How Exercise Improves Your Gut Health—And the One Thing You Need To Know To Take Advantage

Photo: Getty Images/xavierarnau
One of the most fascinating areas of biological research over the last decade or so has been focused on our microbiome. Scientists have found that our digestive system contains trillions of microscopic organisms that are essential to many of our body’s functions—from digestion to immunity. This network of little magic workers is known as the gut microbiota, and researchers are finding that it’s even more important to our overall health than we once thought.

As it turns out, taking care of your gut requires a bit more than just popping that probiotic each morning. Everything from your environment to the medications you’re taking can have an impact, which makes sense when you think about it.

More surprising? Those workouts you’re rocking are also boosting your gut health. Yes, you read that right. Research has shown a positive connection between exercise and our microbiome, and the benefits extend way beyond our metabolism. But how exactly can spending time at the gym influence our gut—and how can we make the most of it?

How exercise improves our gut health

While researchers continue to study the gut and the factors that influence its health, the data available so far supports the idea that your sweat sessions can help regulate and stabilize your microbiome.

But what exercise is most beneficial? The broad answer to that question is simply “regular exercise.” Working out consistently, no matter the intensity or type of movement, will help you build and maintain a healthy microbiome. The Mayo Clinic recommends 150 minutes of moderate physical activity per week, and one interesting study found that a prolonged hiatus from those routine workouts can actually reverse their microbiota benefits. However, it is believed that adding variety to your training will bring different benefits to your digestive system and beyond.

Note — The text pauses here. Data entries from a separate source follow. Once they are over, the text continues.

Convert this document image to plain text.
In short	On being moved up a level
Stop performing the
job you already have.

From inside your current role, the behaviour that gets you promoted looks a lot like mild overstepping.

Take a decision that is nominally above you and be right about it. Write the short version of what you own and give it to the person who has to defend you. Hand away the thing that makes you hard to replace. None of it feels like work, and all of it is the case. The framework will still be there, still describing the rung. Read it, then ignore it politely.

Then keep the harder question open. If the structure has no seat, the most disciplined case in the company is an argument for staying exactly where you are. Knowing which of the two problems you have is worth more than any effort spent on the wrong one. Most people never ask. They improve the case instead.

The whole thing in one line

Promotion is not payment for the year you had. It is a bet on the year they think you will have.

Low or moderate-intensity exercise, for instance, can reduce transient stool time—meaning, it gets things flowing to help you poop. This limits the amount of contact between the GI tract and pathogens in your waste. Because of this protective nature, it appears to reduce the risk of colon cancer, inflammatory bowel disease, and diverticulosis. Activities like walking, light jogging, restorative yoga, dynamic stretching, and swimming or cycling at a casual pace would all do the trick.

Strenuous exercise on the other hand can actually work against gut health since it triggers the release of cortisol, a stress hormone. If you’re working out hard enough that it’s difficult to carry on a conversation, your body perceives this as increased stress and prioritizes blood flow to the organs required to survive, hitting the pause button on digestion. (You may even notice this leads to certain digestive issues.) Vigorous exercise of course has its own benefits, but it’s important to prioritize rest between sessions because a lack of recovery can affect the health of the gut microbiome, its ability to remove waste, and the permeability of its lining over time.

However, any physical activity not directly required for normal day-to-day survival has been shown to increase variation in the gut microbiota and the concentration of n-butyrate, which is the preferred fuel for cells of the colon. We know that butyrate helps protect us against colon cancer and inflammatory bowel disease, but it has also been shown to increase energy expenditure, improve insulin sensitivity, and decrease fatty tissue.

Studies have even found that the increased variation in the gut microbiota is associated with peak oxygen uptake and reduced chronic inflammation in the body. So exercising helps your gut—and your gut helps you maximize your workouts. A win-win!

That doesn’t mean your gym sessions are all it takes to cultivate a healthy gut. While studies show that exercise fosters a unique microbiome independent of diet, it is still important to maintain well-balanced nutrition: Stock up on prebiotics with high-fiber choices like fruits, vegetables, whole grains, and beans, and make sure you’re regularly eating probiotic foods like yogurt, kefir, kombucha tea, and pickled vegetables—these contain live microbiota that can help support your microbiome.

A healthy gut supports digestion, immunity, and metabolic function, all of which are influential in preventing and treating disease. So keep up a well-balanced diet—and those workouts! Your gut will be grateful.